Simon Riggs wrote:
> On Thu, 2008-06-05 at 16:01 +0300, Heikki Linnakangas wrote:
>> Well, one idea would be to allow adding multiple foreign keys in one
>> command, and checking them all at once with one SQL query instead of one
>> per foreign key. Right now we need one seq scan over the table per
>> foreign key, by checking all references at once we would only need one
>> seq scan to check them all.
>
> No need. Just parallelise the restore with concurrent psql. Which would
> speed up the index creation also.
True, you could do that.
> Does Greg have plans for further work?
I believe he's busy with other stuff at the moment.

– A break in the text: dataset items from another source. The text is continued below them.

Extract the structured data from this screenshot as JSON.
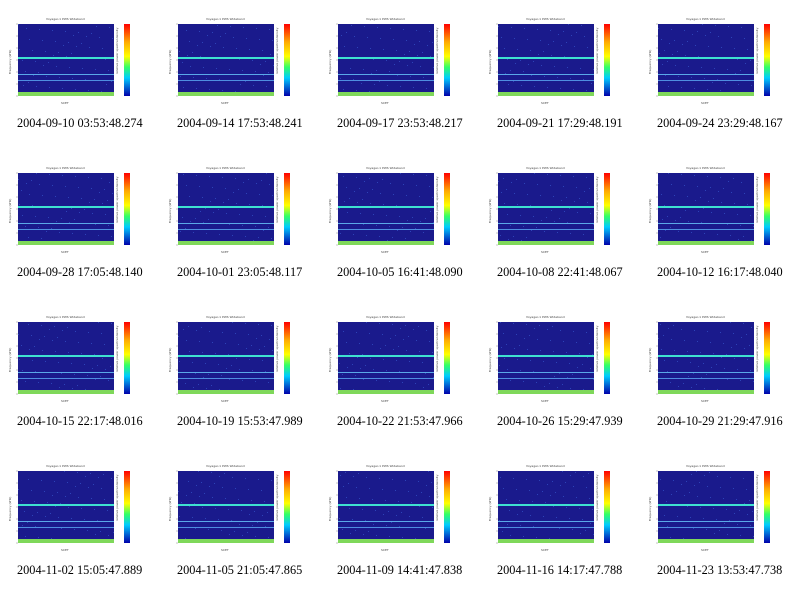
{
  "gallery": {
    "plot_title_template": "Voyager-1 PWS Wideband",
    "ylabel": "Frequency (kHz)",
    "colorbar_label": "relative power spectral density",
    "xaxis_units": "SCET",
    "colors": {
      "plot_background": "#1a1a8c",
      "band_cyan": "#3fe0d0",
      "floor_green": "#7fd85a",
      "colorbar_high": "#ff0000",
      "colorbar_low": "#0000aa"
    },
    "items": [
      {
        "caption": "2004-09-10 03:53:48.274"
      },
      {
        "caption": "2004-09-14 17:53:48.241"
      },
      {
        "caption": "2004-09-17 23:53:48.217"
      },
      {
        "caption": "2004-09-21 17:29:48.191"
      },
      {
        "caption": "2004-09-24 23:29:48.167"
      },
      {
        "caption": "2004-09-28 17:05:48.140"
      },
      {
        "caption": "2004-10-01 23:05:48.117"
      },
      {
        "caption": "2004-10-05 16:41:48.090"
      },
      {
        "caption": "2004-10-08 22:41:48.067"
      },
      {
        "caption": "2004-10-12 16:17:48.040"
      },
      {
        "caption": "2004-10-15 22:17:48.016"
      },
      {
        "caption": "2004-10-19 15:53:47.989"
      },
      {
        "caption": "2004-10-22 21:53:47.966"
      },
      {
        "caption": "2004-10-26 15:29:47.939"
      },
      {
        "caption": "2004-10-29 21:29:47.916"
      },
      {
        "caption": "2004-11-02 15:05:47.889"
      },
      {
        "caption": "2004-11-05 21:05:47.865"
      },
      {
        "caption": "2004-11-09 14:41:47.838"
      },
      {
        "caption": "2004-11-16 14:17:47.788"
      },
      {
        "caption": "2004-11-23 13:53:47.738"
      }
    ]
  }
}
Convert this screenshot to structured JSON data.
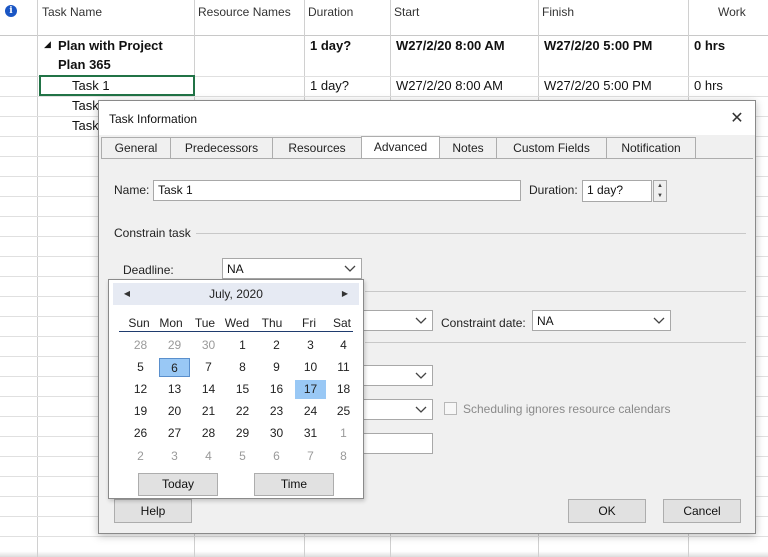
{
  "grid": {
    "columns": [
      "Task Name",
      "Resource Names",
      "Duration",
      "Start",
      "Finish",
      "Work"
    ],
    "summary_row": {
      "name_line1": "Plan with Project",
      "name_line2": "Plan 365",
      "resource": "",
      "duration": "1 day?",
      "start": "W27/2/20 8:00 AM",
      "finish": "W27/2/20 5:00 PM",
      "work": "0 hrs"
    },
    "task_rows": [
      {
        "name": "Task 1",
        "duration": "1 day?",
        "start": "W27/2/20 8:00 AM",
        "finish": "W27/2/20 5:00 PM",
        "work": "0 hrs"
      },
      {
        "name": "Task",
        "duration": "",
        "start": "",
        "finish": "",
        "work": ""
      },
      {
        "name": "Task",
        "duration": "",
        "start": "",
        "finish": "",
        "work": ""
      }
    ],
    "info_icon": "info-icon",
    "selection_color": "#217346"
  },
  "dialog": {
    "title": "Task Information",
    "close_glyph": "✕",
    "tabs": [
      {
        "label": "General",
        "active": false
      },
      {
        "label": "Predecessors",
        "active": false
      },
      {
        "label": "Resources",
        "active": false
      },
      {
        "label": "Advanced",
        "active": true
      },
      {
        "label": "Notes",
        "active": false
      },
      {
        "label": "Custom Fields",
        "active": false
      },
      {
        "label": "Notification",
        "active": false
      }
    ],
    "name_label": "Name:",
    "name_value": "Task 1",
    "duration_label": "Duration:",
    "duration_value": "1 day?",
    "constrain_section": "Constrain task",
    "deadline_label": "Deadline:",
    "deadline_value": "NA",
    "constraint_date_label": "Constraint date:",
    "constraint_date_value": "NA",
    "scheduling_label": "Scheduling ignores resource calendars",
    "help_label": "Help",
    "ok_label": "OK",
    "cancel_label": "Cancel"
  },
  "calendar": {
    "month": "July, 2020",
    "prev_glyph": "◀",
    "next_glyph": "▶",
    "weekdays": [
      "Sun",
      "Mon",
      "Tue",
      "Wed",
      "Thu",
      "Fri",
      "Sat"
    ],
    "weeks": [
      [
        {
          "d": "28",
          "m": true
        },
        {
          "d": "29",
          "m": true
        },
        {
          "d": "30",
          "m": true
        },
        {
          "d": "1"
        },
        {
          "d": "2"
        },
        {
          "d": "3"
        },
        {
          "d": "4"
        }
      ],
      [
        {
          "d": "5"
        },
        {
          "d": "6",
          "today": true
        },
        {
          "d": "7"
        },
        {
          "d": "8"
        },
        {
          "d": "9"
        },
        {
          "d": "10"
        },
        {
          "d": "11"
        }
      ],
      [
        {
          "d": "12"
        },
        {
          "d": "13"
        },
        {
          "d": "14"
        },
        {
          "d": "15"
        },
        {
          "d": "16"
        },
        {
          "d": "17",
          "sel": true
        },
        {
          "d": "18"
        }
      ],
      [
        {
          "d": "19"
        },
        {
          "d": "20"
        },
        {
          "d": "21"
        },
        {
          "d": "22"
        },
        {
          "d": "23"
        },
        {
          "d": "24"
        },
        {
          "d": "25"
        }
      ],
      [
        {
          "d": "26"
        },
        {
          "d": "27"
        },
        {
          "d": "28"
        },
        {
          "d": "29"
        },
        {
          "d": "30"
        },
        {
          "d": "31"
        },
        {
          "d": "1",
          "m": true
        }
      ],
      [
        {
          "d": "2",
          "m": true
        },
        {
          "d": "3",
          "m": true
        },
        {
          "d": "4",
          "m": true
        },
        {
          "d": "5",
          "m": true
        },
        {
          "d": "6",
          "m": true
        },
        {
          "d": "7",
          "m": true
        },
        {
          "d": "8",
          "m": true
        }
      ]
    ],
    "today_button": "Today",
    "time_button": "Time"
  }
}
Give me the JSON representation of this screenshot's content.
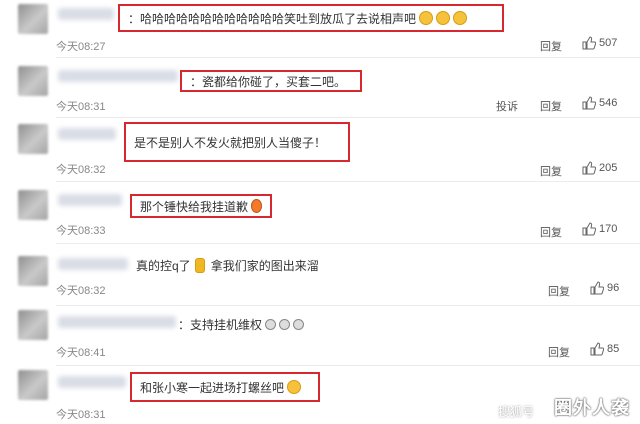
{
  "comments": [
    {
      "text": "：哈哈哈哈哈哈哈哈哈哈哈哈笑吐到放瓜了去说相声吧",
      "emojis": 3,
      "time": "今天08:27",
      "reply": "回复",
      "report": "",
      "likes": "507"
    },
    {
      "text": "：瓷都给你碰了，买套二吧。",
      "emojis": 0,
      "time": "今天08:31",
      "reply": "回复",
      "report": "投诉",
      "likes": "546"
    },
    {
      "text": "是不是别人不发火就把别人当傻子！",
      "emojis": 0,
      "time": "今天08:32",
      "reply": "回复",
      "report": "",
      "likes": "205"
    },
    {
      "text": "那个锤快给我挂道歉",
      "emojis": 1,
      "time": "今天08:33",
      "reply": "回复",
      "report": "",
      "likes": "170"
    },
    {
      "text_a": "真的控q了",
      "text_b": "拿我们家的图出来溜",
      "time": "今天08:32",
      "reply": "回复",
      "report": "",
      "likes": "96"
    },
    {
      "text": "：支持挂机维权",
      "emojis": 3,
      "time": "今天08:41",
      "reply": "回复",
      "report": "",
      "likes": "85"
    },
    {
      "text": "和张小寒一起进场打螺丝吧",
      "emojis": 1,
      "time": "今天08:31",
      "reply": "回复",
      "report": "",
      "likes": ""
    }
  ],
  "watermark": {
    "brand": "圈外人袭",
    "left": "搜狐号"
  },
  "colors": {
    "highlight": "#d7282f",
    "emoji": "#f6c23c"
  }
}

>> Thinking about this idea a bit more, instead of loading the whole target
>> table into memory, it would probably make more sense to keep a hash
>> table as just a cache of the most recent keys that have been referenced.
>
> If you can think of a way of improving hash joins generally, then it
> will work for this specific case also.
Individual RI checks performed on inserts/COPY don't do a hash join. The
bulk check done by ALTER TABLE ADD FOREIGN KEY does, but that's
different issue.
This hash table would be a specific trick to speed up RI checks. If
you're anyway I/O bound, it wouldn't help, and you'd already be better
off creating the foreign key first and loading the data after that.